Italy is a nation of iconic, world-beating industry, from food and fashion to cars and household appliances. But despite its size – Italy is the third largest economy in the eurozone, and the eighth largest nominal GDP on earth – the Apennine Peninsula has failed to build a technology sector on par with its European neighbors.
Enter Israel. The Startup Nation may be the world’s most over-performing tech territory, with thousands of companies and over $5 billion raised in 2017 (the previous year firms based in Italy, whose population exceeds that of Israel by seven times, raised just $113m). Little wonder Italians are increasingly keen to upgrade their iconic industries with Israeli tech flair.
At the forefront of this cooperation is OurCrowd, the Jerusalem-based crowd equity platform, whose stable has included headline-grabbing brands like Insightec, Maniv Mobility, mPrest and dozens of others at the vanguard of Israel’s deep tech revolution.
Last week OurCrowd signed a memorandum of understanding with Intesa Sanpaolo, Italy’s largest bank and gatekeeper to many of Italy’s biggest OEMs (original equipment manufacturers). Intesa gains access to OurCrowd’s tech and investors, while OurCrowd makes inroads into a nation with huge, untapped tech potential.

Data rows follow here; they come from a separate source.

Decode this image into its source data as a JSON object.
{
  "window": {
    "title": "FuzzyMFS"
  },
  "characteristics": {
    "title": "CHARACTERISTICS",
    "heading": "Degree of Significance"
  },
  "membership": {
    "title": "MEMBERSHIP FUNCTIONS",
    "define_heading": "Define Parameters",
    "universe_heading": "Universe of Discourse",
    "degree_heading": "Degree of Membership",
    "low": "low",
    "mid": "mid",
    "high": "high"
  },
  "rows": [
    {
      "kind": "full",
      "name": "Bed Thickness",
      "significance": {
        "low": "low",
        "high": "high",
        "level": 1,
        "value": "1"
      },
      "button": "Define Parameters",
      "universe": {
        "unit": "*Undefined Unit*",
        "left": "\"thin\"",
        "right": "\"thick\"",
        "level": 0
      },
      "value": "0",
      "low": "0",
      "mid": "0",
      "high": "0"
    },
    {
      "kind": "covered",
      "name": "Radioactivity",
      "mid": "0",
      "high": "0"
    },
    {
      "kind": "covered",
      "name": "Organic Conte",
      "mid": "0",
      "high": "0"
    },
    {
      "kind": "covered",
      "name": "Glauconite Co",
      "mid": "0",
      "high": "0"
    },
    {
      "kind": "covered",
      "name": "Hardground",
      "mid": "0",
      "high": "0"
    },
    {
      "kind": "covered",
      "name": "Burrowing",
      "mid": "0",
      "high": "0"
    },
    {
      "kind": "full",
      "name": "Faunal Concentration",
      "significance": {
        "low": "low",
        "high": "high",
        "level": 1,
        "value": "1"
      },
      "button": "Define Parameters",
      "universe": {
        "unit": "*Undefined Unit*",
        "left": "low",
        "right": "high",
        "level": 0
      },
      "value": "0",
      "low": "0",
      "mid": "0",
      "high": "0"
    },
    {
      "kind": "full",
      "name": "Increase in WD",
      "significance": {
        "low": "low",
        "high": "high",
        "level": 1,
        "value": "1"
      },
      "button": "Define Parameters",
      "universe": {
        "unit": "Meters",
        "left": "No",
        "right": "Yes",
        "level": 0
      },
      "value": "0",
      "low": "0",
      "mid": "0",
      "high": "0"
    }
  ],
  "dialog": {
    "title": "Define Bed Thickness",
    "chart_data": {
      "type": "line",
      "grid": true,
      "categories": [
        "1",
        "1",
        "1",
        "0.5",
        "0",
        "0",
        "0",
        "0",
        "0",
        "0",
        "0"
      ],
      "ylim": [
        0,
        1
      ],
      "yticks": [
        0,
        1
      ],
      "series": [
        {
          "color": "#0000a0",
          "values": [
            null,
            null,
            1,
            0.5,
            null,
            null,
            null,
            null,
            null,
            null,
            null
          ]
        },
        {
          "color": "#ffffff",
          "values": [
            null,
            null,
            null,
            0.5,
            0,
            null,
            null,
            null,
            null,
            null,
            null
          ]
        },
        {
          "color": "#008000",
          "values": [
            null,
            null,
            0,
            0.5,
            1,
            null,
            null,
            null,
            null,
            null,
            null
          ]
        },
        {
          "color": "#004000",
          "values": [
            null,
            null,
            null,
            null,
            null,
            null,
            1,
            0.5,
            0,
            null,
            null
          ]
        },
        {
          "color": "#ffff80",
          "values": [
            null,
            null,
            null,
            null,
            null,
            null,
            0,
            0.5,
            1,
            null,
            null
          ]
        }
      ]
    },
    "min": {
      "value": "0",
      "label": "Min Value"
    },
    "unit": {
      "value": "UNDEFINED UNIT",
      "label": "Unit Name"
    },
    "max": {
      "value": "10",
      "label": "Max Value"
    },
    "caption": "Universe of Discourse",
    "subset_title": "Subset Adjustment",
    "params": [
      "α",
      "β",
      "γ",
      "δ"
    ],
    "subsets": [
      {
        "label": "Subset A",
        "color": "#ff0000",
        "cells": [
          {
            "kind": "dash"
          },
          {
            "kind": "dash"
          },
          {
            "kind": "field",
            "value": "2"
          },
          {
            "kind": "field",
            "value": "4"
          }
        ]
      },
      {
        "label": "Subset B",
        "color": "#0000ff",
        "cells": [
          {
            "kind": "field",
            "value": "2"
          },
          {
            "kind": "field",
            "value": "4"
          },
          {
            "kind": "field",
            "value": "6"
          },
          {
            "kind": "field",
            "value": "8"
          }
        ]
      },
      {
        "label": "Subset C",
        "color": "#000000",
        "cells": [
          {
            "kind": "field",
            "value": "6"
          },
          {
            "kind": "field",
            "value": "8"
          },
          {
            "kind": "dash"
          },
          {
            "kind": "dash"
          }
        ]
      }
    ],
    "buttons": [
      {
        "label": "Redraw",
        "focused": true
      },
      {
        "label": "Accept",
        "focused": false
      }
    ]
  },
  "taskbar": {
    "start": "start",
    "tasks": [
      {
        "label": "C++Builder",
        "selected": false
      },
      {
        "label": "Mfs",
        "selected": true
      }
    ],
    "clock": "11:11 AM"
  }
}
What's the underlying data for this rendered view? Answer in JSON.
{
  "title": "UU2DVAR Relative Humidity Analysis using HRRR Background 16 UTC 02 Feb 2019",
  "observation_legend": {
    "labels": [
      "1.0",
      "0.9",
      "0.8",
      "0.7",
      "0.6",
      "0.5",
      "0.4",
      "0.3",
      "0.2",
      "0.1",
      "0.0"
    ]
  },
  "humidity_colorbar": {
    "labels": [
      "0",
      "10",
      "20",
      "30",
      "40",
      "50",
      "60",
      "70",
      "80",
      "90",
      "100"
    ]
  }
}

Imagine Ferraris powered by Israeli AI, or Gucci supercharged by top-line 3D printing technology. “Innovation comes in terms of creativity or style: you see it in food, you see it in fashion,” OurCrowd senior vice president of global operations Josh Wolff tells Red Herring. “There is so much that Israel can learn from the success of certain Italian sectors, and more importantly what you’re seeing now is that all of these different sectors are no longer silos; they start to merge together.
“Whereas once upon a time drone was a drone, we now have technology companies in our portfolio that are DroneTech,” Wolff adds. “They apply to dozens of different industries and they’re being adapted.”
Of particular interest is the mobility market, and how it can prepare Italy’s automakers for the next generation of connected, smart vehicles. Last week hundreds of companies attended EcoMotion, a mobility conference in Tel Aviv – and Intesa Sanpaolo had one of the show’s biggest stalls.
“The first thing you notice when you come here in Israel is the atmosphere,” says Manuela Moroni of Agrati Group. “It’s a very young country, with a very special group. We Italians are creative and artistic, but we miss this spirit of innovation – and Israel could be an inspiration to us.”
Italy’s auto sector is “the kind of big, slow moving industry…that could really do with a bit of a shakeup, maybe from Israel startups,” adds Wolff.
The Italian automotive industry is the fourth largest in Europe, behind Germany, the United Kingdom and France. It sold 1.82m new vehicles in 2016, representing a 15.8% growth on the previous year. Its total value is $96.2bn. The country’s clothing industry is worth over $42bn, while food exports totaled just under $35bn. The vast majority of Italy’s economy is built on SMEs. Tech innovation could have near-instant results.
Israel Italy Tech Challenge already offers Italian tech talent the chance to learn from Israel’s deep tech community, including the IDF’s renowned 8200 Unit, from which dozens of top-end startups have spun. Enel, an Italian energy provider, has an innovation hub in Tel Aviv.
Intesa, which with an $8.5bn revenue and over 96,000 staff members is Italy’s largest fully private employer, already runs an Innovation Center. But its head of network and promotion of innovation culture, Fabio Spagnuolo, sees unique value in Israel. “(Equity crowdfunding) is a world that’s very new to Italy,” he says. “It’s not something anyone does really. The quality of the startups…this is something very, very special.”
OurCrowd’s international presence has skyrocketed in recent years. It now has ten offices on four continents, and 25,000 investors based in 112 countries. A recent drive to partner with financial institutions has seen deals with National Australia Bank, Hong Kong’s CITIC Pacific, United Overseas Bank in Southeast Asia and India’s Reliance Private Client, among others. Italy is just one part of the company’s rapid global scaling plan. But it is a huge one – and a country that has been, until recently, surprisingly overlooked by tech’s big players.
“We’re seeing stuff that’s converting into real life solution in two-and-a-half years,” says Wolff. “And part of that is because of connectivity between not only developing the technology, but the fact that these technologies are enhancing one another to create real solutions quickly.
“It means that everybody’s got to be absolutely on the ball here, and everybody’s got to be proactive.”